I revisori pagheranno 149 milioni di dollari Ancora aperte le cause contro Grant e le banche

da Milano

Pace fatta negli Usa tra Parmalat e Deloitte. La società di revisione pagherà al gruppo guidato da Enrico Bondi 149 milioni di dollari (circa 115 milioni di euro). In compenso la società italiana rinuncia all’azione promossa negli Stati Uniti contro Deloitte e Dianthus (la ex Deloitte italiana). La transazione, che è ancora soggetta al via libera formale dei giudici Usa, chiude una delle cause avviate da Parmalat di fronte ai tribunali americani. Ancora aperti sono i procedimenti contro gli altri revisori, Grant & Thornton, e contro due banche, Citigroup e Bank of America. A tutti Bondi aveva chiesto una somma complessiva pari a 10 miliardi di euro. La controversia con Deloitte era apparsa già nei giorni scorsi sulla strada della soluzione dopo che il magistrato di New York Kaplan, che segue tre dei quattro procedimenti, aveva deliberato una sospensione delle udienze per cercare una soluzione transattiva. Non ci sono, invece, indicazioni di soluzioni a breve per le altre vicende.
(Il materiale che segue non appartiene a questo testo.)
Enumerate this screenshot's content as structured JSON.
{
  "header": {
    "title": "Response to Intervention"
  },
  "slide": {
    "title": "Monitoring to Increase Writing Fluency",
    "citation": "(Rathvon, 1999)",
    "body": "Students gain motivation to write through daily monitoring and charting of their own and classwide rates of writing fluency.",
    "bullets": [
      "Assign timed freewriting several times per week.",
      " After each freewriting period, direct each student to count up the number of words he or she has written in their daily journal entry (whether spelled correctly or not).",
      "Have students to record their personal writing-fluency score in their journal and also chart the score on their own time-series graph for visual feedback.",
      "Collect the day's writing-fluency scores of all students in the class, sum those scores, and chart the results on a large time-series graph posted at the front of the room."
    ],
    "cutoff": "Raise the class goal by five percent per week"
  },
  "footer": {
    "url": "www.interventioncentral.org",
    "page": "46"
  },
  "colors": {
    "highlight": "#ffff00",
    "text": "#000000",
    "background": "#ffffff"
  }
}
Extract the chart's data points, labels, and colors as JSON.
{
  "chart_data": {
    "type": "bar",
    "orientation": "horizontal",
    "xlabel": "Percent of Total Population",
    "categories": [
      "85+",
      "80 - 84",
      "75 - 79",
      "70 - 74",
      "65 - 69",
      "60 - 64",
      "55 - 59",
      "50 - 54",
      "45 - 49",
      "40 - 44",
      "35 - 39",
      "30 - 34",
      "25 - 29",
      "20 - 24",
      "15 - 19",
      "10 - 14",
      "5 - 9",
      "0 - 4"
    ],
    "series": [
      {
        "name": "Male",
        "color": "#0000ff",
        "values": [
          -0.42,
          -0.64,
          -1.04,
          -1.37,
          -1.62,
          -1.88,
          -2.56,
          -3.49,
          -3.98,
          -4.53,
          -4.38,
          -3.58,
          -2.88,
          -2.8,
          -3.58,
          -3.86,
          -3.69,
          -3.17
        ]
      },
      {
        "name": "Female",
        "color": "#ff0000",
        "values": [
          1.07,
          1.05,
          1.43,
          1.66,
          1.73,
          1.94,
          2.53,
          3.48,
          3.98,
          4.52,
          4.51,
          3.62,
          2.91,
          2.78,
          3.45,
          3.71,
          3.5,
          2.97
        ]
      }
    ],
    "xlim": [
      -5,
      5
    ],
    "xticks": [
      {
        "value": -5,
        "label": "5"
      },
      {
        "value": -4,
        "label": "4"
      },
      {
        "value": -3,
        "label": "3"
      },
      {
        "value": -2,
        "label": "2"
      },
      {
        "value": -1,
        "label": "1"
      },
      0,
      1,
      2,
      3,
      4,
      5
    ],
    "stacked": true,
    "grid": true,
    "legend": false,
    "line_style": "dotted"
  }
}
Deloitte non chiude comunque le sue vicende giudiziarie legate a Parmalat visto che è ancora chiamata a difendersi dalle accuse dei risparmiatori nei processi italiani a Parma e Milano. Quanto a Parmalat l’accordo viene dopo quello di dicembre con Bnl (per un importo di 112 milioni) che aveva seguito quelli con Bpi, Morgan Stanley e Nextra. L’annuncio della transazione è arrivato nel tardo pomeriggio, a Borsa ormai chiusa. Il titolo (protagonista da fine ottobre di una crescita di oltre il 20%) aveva chiuso la giornata con una perdita del 2,12 per cento, per rimbalzare nel mercato serale guadagnando il 2,7%. In giornata le quotazioni erano state forse influenzate dalle indiscrezioni sulla vendita del Parma Calcio: tra le 9 offerte ricevute solo 3 o al massimo 5 rispetterebbero i requisiti previsti.